Odnośnie do obawy przed słabszym weźmy propagandę wobec Żydów w III Rzeszy (analogia do mechanizmu, nie do istoty obu zjawisk)- tam obraz Żyda jest pełen sprzeczności i irracjonalnego lęku, raz każe Żydów przedstawiać jako rasę niższą i słabą, niewiele wartą , a za chwilę najniebezpieczniejszego wroga cywilizacji aryjskiej. Nawet po wykluczeniu Żydów ze służby publicznej, po ograniczeniu ich praw obywatelskich i po aryzacji ich majątku nadal utrzymywano, że Żydzi są śmiertelnym zagrożeniem dla Niemiec, a nawet całego świata.
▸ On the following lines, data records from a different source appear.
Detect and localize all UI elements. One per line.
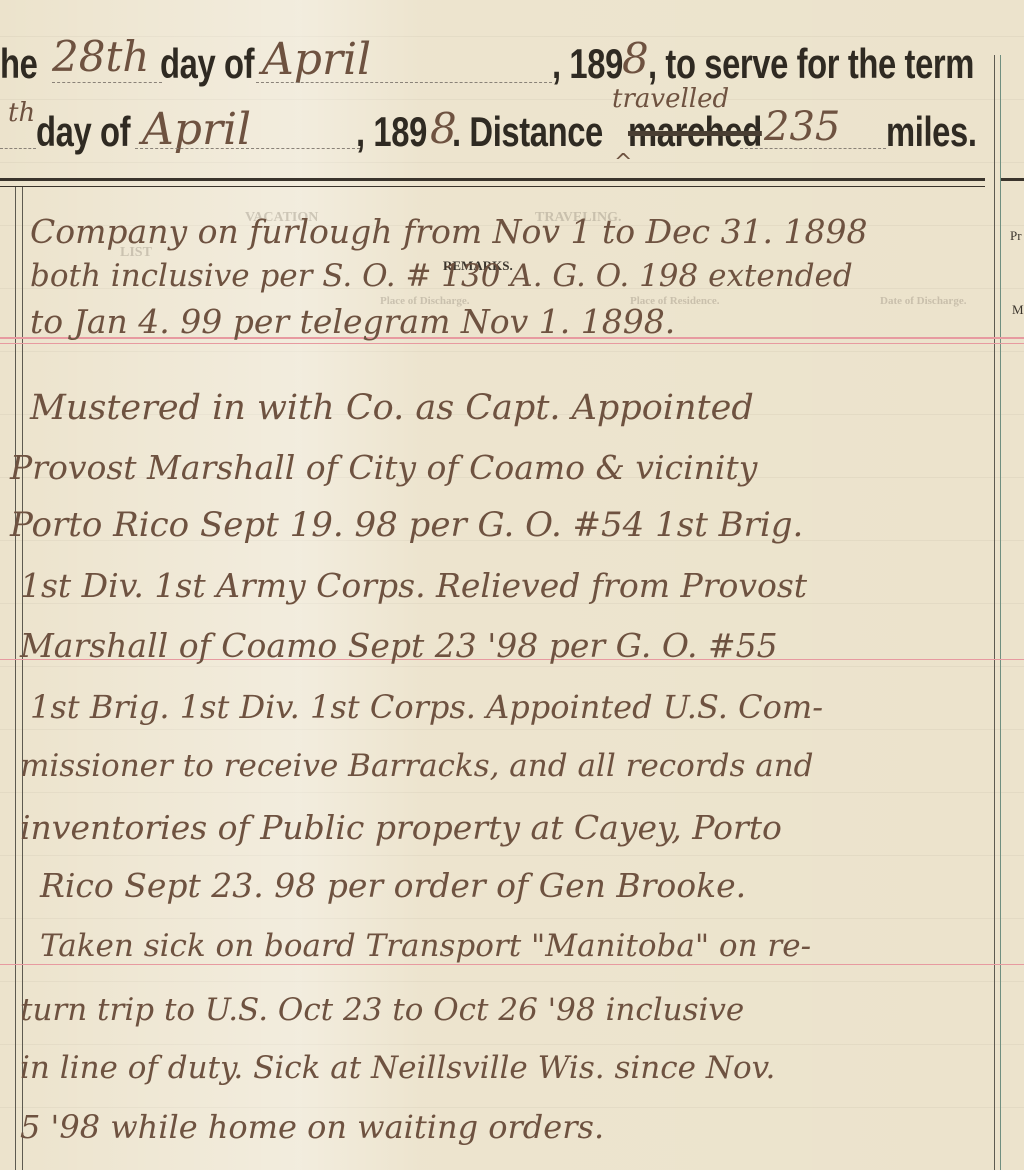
remark-line-8: Marshall of Coamo Sept 23 '98 per G. O. … <box>20 626 778 665</box>
remark-line-4: Mustered in with Co. as Capt. Appointed <box>30 388 754 428</box>
insert-caret-icon: ^ <box>614 150 632 175</box>
right-margin-pr: Pr <box>1010 228 1022 244</box>
month-blank-1 <box>256 82 552 83</box>
remark-line-6: Porto Rico Sept 19. 98 per G. O. #54 1st… <box>10 505 803 545</box>
header-rule <box>0 178 985 181</box>
day-blank-1 <box>52 82 162 83</box>
day-value-1: 28th <box>52 32 149 81</box>
remark-line-10: missioner to receive Barracks, and all r… <box>20 748 814 784</box>
remark-line-13: Taken sick on board Transport "Manitoba"… <box>40 928 811 964</box>
remark-line-1: Company on furlough from Nov 1 to Dec 31… <box>30 212 868 251</box>
faint-header-date: Date of Discharge. <box>880 295 966 307</box>
remark-line-2: both inclusive per S. O. # 130 A. G. O. … <box>30 258 853 294</box>
year-digit-1: 8 <box>622 34 649 83</box>
remark-line-9: 1st Brig. 1st Div. 1st Corps. Appointed … <box>30 688 823 726</box>
year-prefix-2: , 189 <box>356 108 427 156</box>
month-blank-2 <box>135 148 360 149</box>
remark-line-15: in line of duty. Sick at Neillsville Wis… <box>20 1050 775 1086</box>
muster-roll-page: he 28th day of April , 189 8 , to serve … <box>0 0 1024 1170</box>
year-prefix-1: , 189 <box>552 40 623 88</box>
day-of-2: day of <box>36 108 130 156</box>
right-frame-line-green <box>1000 55 1001 1170</box>
left-frame-line <box>15 187 16 1170</box>
distance-label: . Distance <box>452 108 603 156</box>
month-value-1: April <box>262 34 371 85</box>
distance-blank <box>740 148 886 149</box>
remark-line-3: to Jan 4. 99 per telegram Nov 1. 1898. <box>30 302 675 341</box>
remark-line-5: Provost Marshall of City of Coamo & vici… <box>10 448 757 487</box>
header-rule-right <box>1000 178 1024 181</box>
right-margin-m: M <box>1012 302 1024 318</box>
printed-prefix: he <box>0 40 37 87</box>
right-frame-line <box>994 55 995 1170</box>
day-of-1: day of <box>160 40 254 88</box>
header-line-1: he <box>0 40 37 88</box>
remark-line-16: 5 '98 while home on waiting orders. <box>20 1108 604 1146</box>
day-value-2: th <box>8 98 35 128</box>
distance-value: 235 <box>764 104 840 150</box>
remark-line-14: turn trip to U.S. Oct 23 to Oct 26 '98 i… <box>20 992 744 1028</box>
miles-label: miles. <box>886 108 977 156</box>
inserted-travelled: travelled <box>612 84 729 114</box>
header-rule-thin <box>0 186 985 187</box>
day-blank-2 <box>0 148 36 149</box>
term-text: , to serve for the term <box>648 40 974 88</box>
remark-line-11: inventories of Public property at Cayey,… <box>20 808 782 847</box>
red-rule-3 <box>0 964 1024 965</box>
red-rule-1b <box>0 343 1024 344</box>
remark-line-7: 1st Div. 1st Army Corps. Relieved from P… <box>20 566 807 605</box>
remark-line-12: Rico Sept 23. 98 per order of Gen Brooke… <box>40 866 746 905</box>
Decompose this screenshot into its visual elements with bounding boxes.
Artykułu nie będę bronił za wszelką cenmę przyznaję powinien być dużo lepszy i dawać obraz bardziej wyważony. Jego braki nie mają jednak żadnego związku z KULem i brakiem oczytania w źródłach. nie wiem skąd takie złośliwe wnioski.
Pozdrawiam,
autor.
Ten artykuł pokazuje dobitnie z jakiej tradycji czerpie małżeństwo. Dlatego jest już najwyższy czas, żeby poważnie rozmawiać o związkach partnerskich – jako powszechnym sposobie zawierania umów na dalsze życie między dwojgiem ludźmi, a nie jedynie alternatywie dla par homoseksualnych.
Jaką trzeba być zakłamaną i ograniczoną osoba, aby wierzyć w coś takiego, że kobieta jest w jakiś sposób gorsza od mężczyzny. Uważam, że to strach przed rywalizacją i przerośnięte ego takich osobników prowadzi do takich poglądów.